Im Wohnzimmer lag immer noch der beruhigende Duft nach verbranntem Holz in der Luft. Emily kniete sich neben den Kamin und begann, kleinere Äste und Holzscheite zu einer Pyramide zu formen. Diesmal dachte sie gleich daran, den Kaminschacht zu öffnen, und war erleichtert, als die erste Flamme aufflackerte.
Sie setzte sich zurück auf ihre Fersen und begann, ihre Hände zu wärmen. Dann sah sie neben dem Kamin den Kessel, in dem Daniel den Tee gekocht hatte. Sie hatte das Wohnzimmer noch gar nicht aufgeräumt, weshalb der Kessel und die Tassen immer doch an derselben Stelle standen wie in der Nacht zuvor. Erinnerungen daran, wie Daniel und sie gemeinsam Tee getrunken und sich über das alte Haus unterhalten hatten, schossen ihr durch den Kopf. Ihr Magen knurrte und rief ihr wieder in Erinnerung, wie hungrig sie war, weshalb sie beschloss, einen Tee zu kochen, genauso, wie Daniel es ihr gezeigt hatte, denn sie hoffte, dass sie damit den Hunger zumindest für eine Weile verdrängen konnte.

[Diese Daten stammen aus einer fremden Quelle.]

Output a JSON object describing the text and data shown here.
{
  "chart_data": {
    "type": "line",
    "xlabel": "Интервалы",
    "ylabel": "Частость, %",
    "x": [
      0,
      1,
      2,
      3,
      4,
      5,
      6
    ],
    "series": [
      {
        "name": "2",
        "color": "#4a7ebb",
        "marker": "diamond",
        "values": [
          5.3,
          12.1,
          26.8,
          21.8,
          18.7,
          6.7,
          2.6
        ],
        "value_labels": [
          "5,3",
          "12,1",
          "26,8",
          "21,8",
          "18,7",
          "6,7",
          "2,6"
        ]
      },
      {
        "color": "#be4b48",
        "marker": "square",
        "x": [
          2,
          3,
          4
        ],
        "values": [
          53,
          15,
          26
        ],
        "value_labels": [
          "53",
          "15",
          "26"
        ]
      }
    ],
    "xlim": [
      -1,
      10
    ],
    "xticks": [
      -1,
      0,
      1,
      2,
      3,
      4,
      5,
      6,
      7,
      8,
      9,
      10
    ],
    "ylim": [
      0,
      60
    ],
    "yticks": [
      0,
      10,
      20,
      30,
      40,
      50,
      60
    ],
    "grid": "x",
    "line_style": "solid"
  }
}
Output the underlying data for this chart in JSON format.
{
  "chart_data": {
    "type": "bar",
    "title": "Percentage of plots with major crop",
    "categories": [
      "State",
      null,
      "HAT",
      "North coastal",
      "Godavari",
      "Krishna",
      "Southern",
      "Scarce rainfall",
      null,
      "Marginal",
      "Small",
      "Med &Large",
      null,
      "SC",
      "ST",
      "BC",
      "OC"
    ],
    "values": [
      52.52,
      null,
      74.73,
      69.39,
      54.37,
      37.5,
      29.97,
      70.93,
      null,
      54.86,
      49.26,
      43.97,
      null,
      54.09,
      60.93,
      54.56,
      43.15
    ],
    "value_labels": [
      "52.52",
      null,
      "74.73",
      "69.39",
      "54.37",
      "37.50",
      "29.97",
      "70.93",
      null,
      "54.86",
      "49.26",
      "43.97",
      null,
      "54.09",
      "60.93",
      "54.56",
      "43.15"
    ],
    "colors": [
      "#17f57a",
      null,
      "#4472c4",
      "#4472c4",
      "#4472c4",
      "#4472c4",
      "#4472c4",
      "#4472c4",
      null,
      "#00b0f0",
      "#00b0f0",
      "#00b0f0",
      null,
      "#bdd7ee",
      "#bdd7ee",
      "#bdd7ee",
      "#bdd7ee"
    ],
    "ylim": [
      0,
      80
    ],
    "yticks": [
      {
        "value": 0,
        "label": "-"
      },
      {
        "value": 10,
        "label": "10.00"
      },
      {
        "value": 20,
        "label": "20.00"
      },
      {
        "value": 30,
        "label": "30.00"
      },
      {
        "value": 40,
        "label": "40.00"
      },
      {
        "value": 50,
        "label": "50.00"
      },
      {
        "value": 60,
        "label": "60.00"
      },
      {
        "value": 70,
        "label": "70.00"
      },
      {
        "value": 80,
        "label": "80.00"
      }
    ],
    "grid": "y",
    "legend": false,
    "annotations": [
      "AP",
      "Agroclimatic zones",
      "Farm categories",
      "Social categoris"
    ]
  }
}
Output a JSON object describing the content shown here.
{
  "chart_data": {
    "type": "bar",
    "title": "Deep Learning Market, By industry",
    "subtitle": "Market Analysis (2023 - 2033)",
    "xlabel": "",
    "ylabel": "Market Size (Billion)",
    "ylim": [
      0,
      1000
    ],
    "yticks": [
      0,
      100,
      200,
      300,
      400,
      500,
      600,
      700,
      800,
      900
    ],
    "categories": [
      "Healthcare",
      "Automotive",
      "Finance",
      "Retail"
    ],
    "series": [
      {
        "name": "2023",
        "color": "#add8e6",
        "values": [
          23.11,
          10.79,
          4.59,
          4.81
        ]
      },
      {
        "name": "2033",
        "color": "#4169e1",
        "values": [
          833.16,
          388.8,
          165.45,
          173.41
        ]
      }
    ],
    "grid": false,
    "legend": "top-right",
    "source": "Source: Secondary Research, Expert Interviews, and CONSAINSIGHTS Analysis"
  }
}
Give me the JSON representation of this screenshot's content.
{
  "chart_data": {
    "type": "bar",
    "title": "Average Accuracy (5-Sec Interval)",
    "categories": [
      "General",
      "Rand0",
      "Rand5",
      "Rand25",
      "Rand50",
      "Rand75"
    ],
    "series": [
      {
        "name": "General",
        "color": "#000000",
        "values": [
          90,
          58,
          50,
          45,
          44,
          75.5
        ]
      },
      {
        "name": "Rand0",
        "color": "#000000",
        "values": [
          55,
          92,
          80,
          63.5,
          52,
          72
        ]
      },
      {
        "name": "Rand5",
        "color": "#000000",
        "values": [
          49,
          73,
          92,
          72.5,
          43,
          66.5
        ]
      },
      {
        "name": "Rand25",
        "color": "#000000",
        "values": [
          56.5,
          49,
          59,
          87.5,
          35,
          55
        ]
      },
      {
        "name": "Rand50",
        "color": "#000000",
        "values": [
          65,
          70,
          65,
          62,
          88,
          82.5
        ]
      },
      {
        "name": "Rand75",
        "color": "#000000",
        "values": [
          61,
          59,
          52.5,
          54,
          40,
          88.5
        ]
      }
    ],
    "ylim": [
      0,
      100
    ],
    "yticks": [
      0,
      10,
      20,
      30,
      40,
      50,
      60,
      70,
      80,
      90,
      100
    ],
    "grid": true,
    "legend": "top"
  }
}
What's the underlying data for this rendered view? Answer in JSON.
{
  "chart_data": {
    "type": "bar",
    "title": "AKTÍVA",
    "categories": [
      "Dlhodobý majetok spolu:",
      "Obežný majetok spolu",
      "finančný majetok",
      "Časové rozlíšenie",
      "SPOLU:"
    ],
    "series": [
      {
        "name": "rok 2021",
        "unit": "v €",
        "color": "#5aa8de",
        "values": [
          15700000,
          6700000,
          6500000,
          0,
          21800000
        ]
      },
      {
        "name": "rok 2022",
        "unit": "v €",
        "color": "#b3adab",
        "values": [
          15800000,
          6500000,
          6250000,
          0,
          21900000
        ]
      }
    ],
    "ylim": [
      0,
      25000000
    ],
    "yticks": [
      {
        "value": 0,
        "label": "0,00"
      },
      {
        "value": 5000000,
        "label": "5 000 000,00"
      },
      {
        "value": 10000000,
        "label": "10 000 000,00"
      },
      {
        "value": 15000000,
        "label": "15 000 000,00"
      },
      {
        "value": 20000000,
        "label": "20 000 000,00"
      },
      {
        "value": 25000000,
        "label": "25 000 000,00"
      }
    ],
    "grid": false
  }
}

Gerade als sie den Kessel über das Feuer gehängt hatte, hörte sie das Klingeln ihres Handys irgendwo in dem Haus. Obwohl es ein bekanntes Geräusch war, erschrak sie sehr, dass es jetzt durch die Flure hallte. Sie hatte keinen Gedanken mehr daran verschwendet, seit sie festgestellt hatte, dass sie keinen Empfang hatte, weshalb sie das Klingeln überraschte.
Emily sprang auf, ließ den Tee stehen und folgte dem Klingeln ihres Handys. Sie fand es auf der Kommode im Flur. Sie sah, dass es eine unbekannte Nummer war, weshalb sie etwas verwirrt abhob.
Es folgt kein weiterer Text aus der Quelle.